Nikki commented, “The only landlords we’ve really seen exiting the market have been accidental landlords, who were renting out their previous homes and whose fixed-rate mortgages were coming to an end. Northampton has always had a strong rental sector and while some of our landlords have felt the impact of rising interest rates, as an agency we conduct annual rent reviews and so we have kept the majority of our landlords rent in line with market rates, which has helped to ease the burden of rising mortgage payments.”
She added, “Throughout this time we have placed an extra emphasis on communication with both tenants and landlords which has been instrumental in navigating this period of economic uncertainty. We are optimistic about the coming year with some of our existing landlords expressing interest in expanding their portfolios should the opportunity arise. A drop in the base rate will certainly help to further bolster confidence in an already resilient sector.”
Rupal Patel, Director of Winkworth Shepherd’s Bush and Acton is quietly optimistic about the prospects for the private rental market in his patch.
Rupal shared, “There are positives for the BTL sector – the good news is a lot of landlords still have equity in their properties. While mortgages are going up, they are not growing as much as the industry anticipated – many predicted a 10% base rate by the Bank of England, which fortunately hasn’t happened. Mortgages are on a downward trend and the hype around rental prices increasing hasn’t played out like people thought it would, resulting in relative stability.”
Like Northampton, Shepherd’s Bush and Acton have retained many of their landlords. “We haven’t seen an exodus of landlords – in fact, we’ve seen an 18-20% increase over the last 12 months, with rises on par with last year. A few landlords are selling up, but it tends to be for personal reasons rather than business reasons.”
Rupal noted, “While it isn’t as easy to make money through letting properties right now as it has been in the past, it’s not all negative. Many landlords have benefitted in recent months, and anything we have taken on a renewal typically sees increases of four to five per cent. Mortgages have softened which is motivating people to invest, and some investors are buying through limited companies which can offer tax incentives. The market will be very different in three to five years compared to how it is currently, and landlords that are buying buy-to-let properties now stand to benefit in several years by taking advantage of the current market.”

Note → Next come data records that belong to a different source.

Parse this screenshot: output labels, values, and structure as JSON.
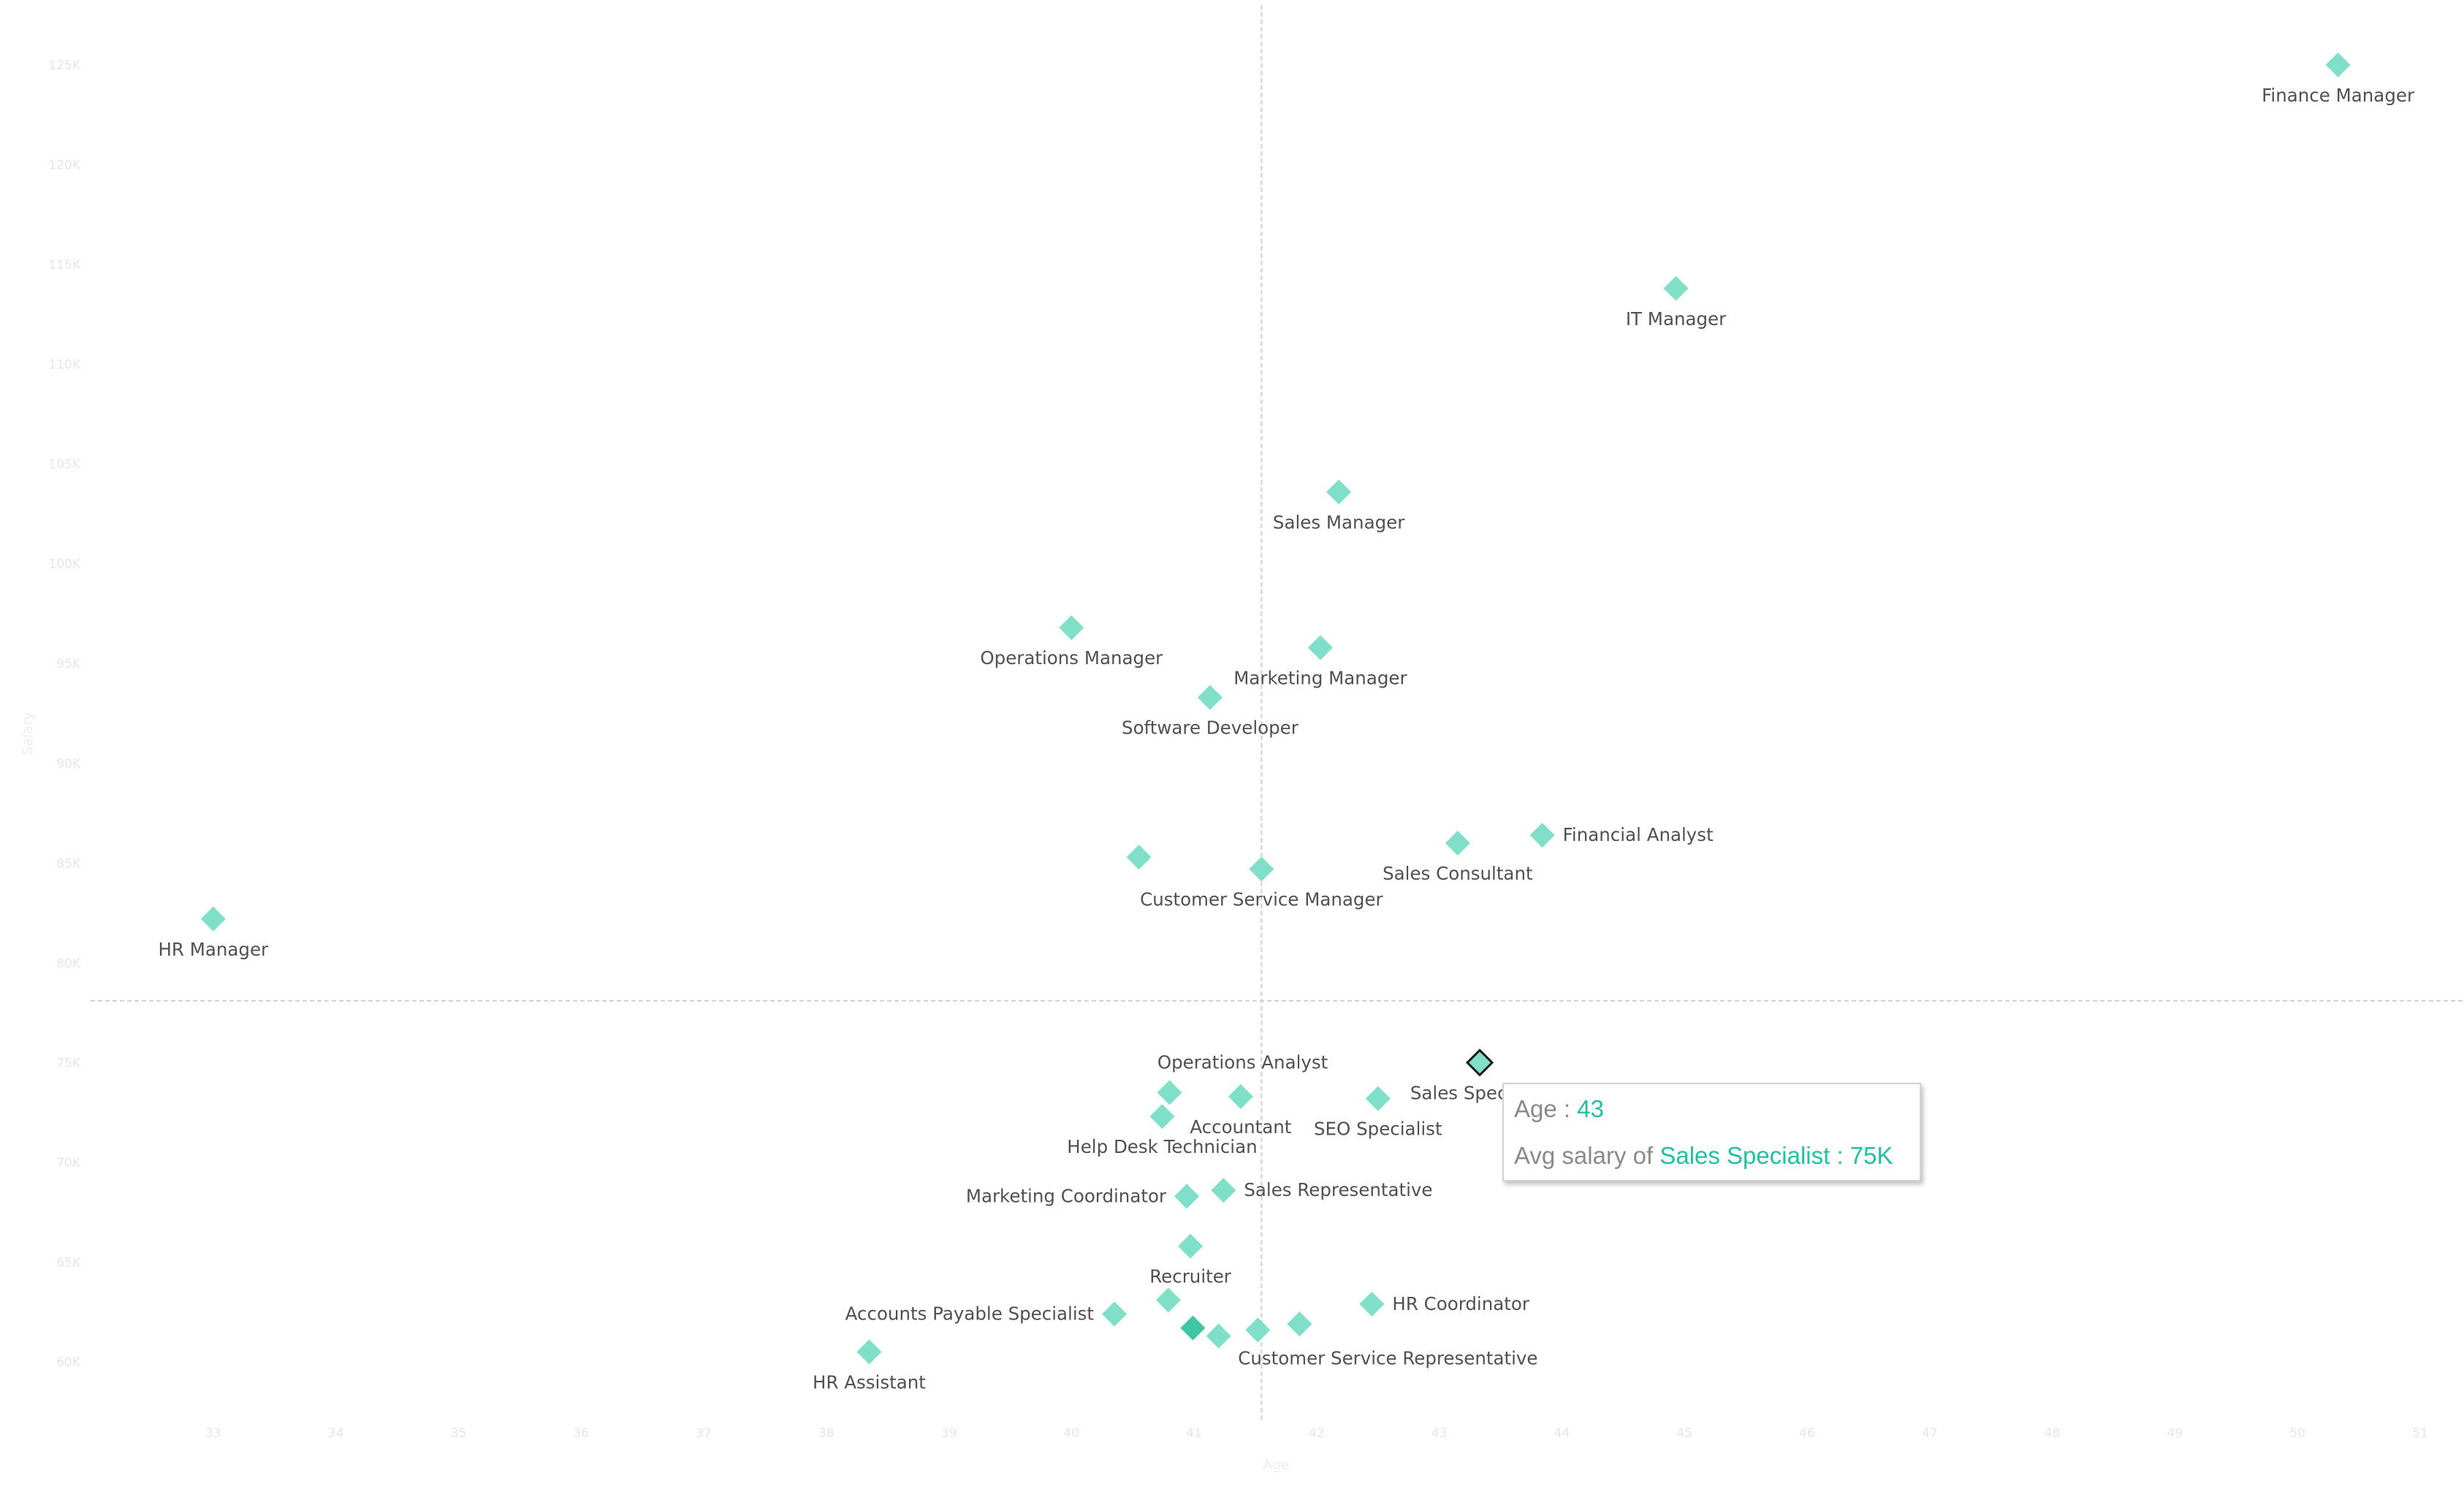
{
  "chart_data": {
    "type": "scatter",
    "xlabel": "Age",
    "ylabel": "Salary",
    "xlim": [
      32,
      51
    ],
    "ylim": [
      57000,
      128000
    ],
    "x_ticks": [
      33,
      34,
      35,
      36,
      37,
      38,
      39,
      40,
      41,
      42,
      43,
      44,
      45,
      46,
      47,
      48,
      49,
      50,
      51
    ],
    "y_ticks": [
      {
        "value": 60000,
        "label": "60K"
      },
      {
        "value": 65000,
        "label": "65K"
      },
      {
        "value": 70000,
        "label": "70K"
      },
      {
        "value": 75000,
        "label": "75K"
      },
      {
        "value": 80000,
        "label": "80K"
      },
      {
        "value": 85000,
        "label": "85K"
      },
      {
        "value": 90000,
        "label": "90K"
      },
      {
        "value": 95000,
        "label": "95K"
      },
      {
        "value": 100000,
        "label": "100K"
      },
      {
        "value": 105000,
        "label": "105K"
      },
      {
        "value": 110000,
        "label": "110K"
      },
      {
        "value": 115000,
        "label": "115K"
      },
      {
        "value": 120000,
        "label": "120K"
      },
      {
        "value": 125000,
        "label": "125K"
      }
    ],
    "reference_lines": {
      "x": 41.55,
      "y": 78100
    },
    "marker_color": "#7fdfc9",
    "highlight_color": "#3dc7a4",
    "points": [
      {
        "name": "Finance Manager",
        "x": 50.33,
        "y": 125000,
        "label": "Finance Manager",
        "label_pos": "below"
      },
      {
        "name": "IT Manager",
        "x": 44.93,
        "y": 113800,
        "label": "IT Manager",
        "label_pos": "below"
      },
      {
        "name": "Sales Manager",
        "x": 42.18,
        "y": 103600,
        "label": "Sales Manager",
        "label_pos": "below"
      },
      {
        "name": "Operations Manager",
        "x": 40.0,
        "y": 96800,
        "label": "Operations Manager",
        "label_pos": "below"
      },
      {
        "name": "Marketing Manager",
        "x": 42.03,
        "y": 95800,
        "label": "Marketing Manager",
        "label_pos": "below"
      },
      {
        "name": "Software Developer",
        "x": 41.13,
        "y": 93300,
        "label": "Software Developer",
        "label_pos": "below"
      },
      {
        "name": "Financial Analyst",
        "x": 43.84,
        "y": 86400,
        "label": "Financial Analyst",
        "label_pos": "right"
      },
      {
        "name": "Sales Consultant",
        "x": 43.15,
        "y": 86000,
        "label": "Sales Consultant",
        "label_pos": "below"
      },
      {
        "name": "Customer Service Manager",
        "x": 41.55,
        "y": 84700,
        "label": "Customer Service Manager",
        "label_pos": "below"
      },
      {
        "name": "HR Manager",
        "x": 33.0,
        "y": 82200,
        "label": "HR Manager",
        "label_pos": "below"
      },
      {
        "name": "Unlabeled role A",
        "x": 40.55,
        "y": 85300,
        "label": "",
        "label_pos": "none"
      },
      {
        "name": "Sales Specialist",
        "x": 43.33,
        "y": 75000,
        "label": "Sales Specialist",
        "label_pos": "below",
        "highlighted": true
      },
      {
        "name": "Operations Analyst",
        "x": 40.8,
        "y": 73500,
        "label": "Operations Analyst",
        "label_pos": "above-right"
      },
      {
        "name": "Accountant",
        "x": 41.38,
        "y": 73300,
        "label": "Accountant",
        "label_pos": "below"
      },
      {
        "name": "SEO Specialist",
        "x": 42.5,
        "y": 73200,
        "label": "SEO Specialist",
        "label_pos": "below"
      },
      {
        "name": "Help Desk Technician",
        "x": 40.74,
        "y": 72300,
        "label": "Help Desk Technician",
        "label_pos": "below"
      },
      {
        "name": "Sales Representative",
        "x": 41.24,
        "y": 68600,
        "label": "Sales Representative",
        "label_pos": "right"
      },
      {
        "name": "Marketing Coordinator",
        "x": 40.94,
        "y": 68300,
        "label": "Marketing Coordinator",
        "label_pos": "left"
      },
      {
        "name": "Recruiter",
        "x": 40.97,
        "y": 65800,
        "label": "Recruiter",
        "label_pos": "below"
      },
      {
        "name": "HR Coordinator",
        "x": 42.45,
        "y": 62900,
        "label": "HR Coordinator",
        "label_pos": "right"
      },
      {
        "name": "Accounts Payable Specialist",
        "x": 40.35,
        "y": 62400,
        "label": "Accounts Payable Specialist",
        "label_pos": "left"
      },
      {
        "name": "Unlabeled role B",
        "x": 40.79,
        "y": 63100,
        "label": "",
        "label_pos": "none"
      },
      {
        "name": "Unlabeled role C",
        "x": 40.99,
        "y": 61700,
        "label": "",
        "label_pos": "none",
        "darker": true
      },
      {
        "name": "Unlabeled role D",
        "x": 41.2,
        "y": 61300,
        "label": "",
        "label_pos": "none"
      },
      {
        "name": "Customer Service Representative",
        "x": 41.52,
        "y": 61600,
        "label": "Customer Service Representative",
        "label_pos": "below-right"
      },
      {
        "name": "Unlabeled role E",
        "x": 41.86,
        "y": 61900,
        "label": "",
        "label_pos": "none"
      },
      {
        "name": "HR Assistant",
        "x": 38.35,
        "y": 60500,
        "label": "HR Assistant",
        "label_pos": "below"
      }
    ]
  },
  "tooltip": {
    "age_label": "Age :",
    "age_value": "43",
    "salary_label": "Avg salary of",
    "salary_value": "Sales Specialist : 75K"
  }
}
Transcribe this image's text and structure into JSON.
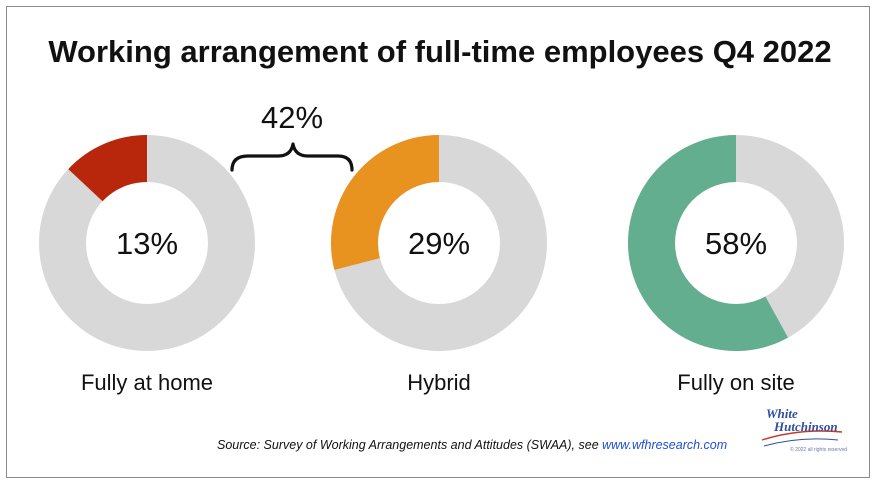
{
  "title": "Working arrangement of full-time employees Q4 2022",
  "chart_data": {
    "type": "pie",
    "title": "Working arrangement of full-time employees Q4 2022",
    "charts": [
      {
        "category": "Fully at home",
        "value": 13,
        "label": "13%",
        "color": "#b8260c",
        "remainder_color": "#d8d8d8"
      },
      {
        "category": "Hybrid",
        "value": 29,
        "label": "29%",
        "color": "#e8921f",
        "remainder_color": "#d8d8d8"
      },
      {
        "category": "Fully on site",
        "value": 58,
        "label": "58%",
        "color": "#63ae8e",
        "remainder_color": "#d8d8d8"
      }
    ],
    "annotation": {
      "text": "42%",
      "spans": [
        "Fully at home",
        "Hybrid"
      ]
    }
  },
  "source": {
    "prefix": "Source: Survey of Working Arrangements and Attitudes (SWAA), see ",
    "link": "www.wfhresearch.com"
  },
  "logo": {
    "line1": "White",
    "line2": "Hutchinson",
    "line3": "© 2022 all rights reserved"
  }
}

A promising outlook for buy-to-let in 2024
Although the BTL sector has faced challenges in recent years, 2024 holds promise for investors who are interested in exploring the market. Potential BTL investors can improve their chances of success by being flexible and planning. Focusing on high-demand areas, finding properties with the opportunity to add value, minimising costs by lowering mortgage payments and using allowances where possible will prove beneficial to landlords. Additionally, it will be key for landlords to proactively manage and assess the performance of their properties regularly. Having realistic expectations, being adaptable, and getting support from estate agents can help achieve a good outcome for BTL investors in 2024.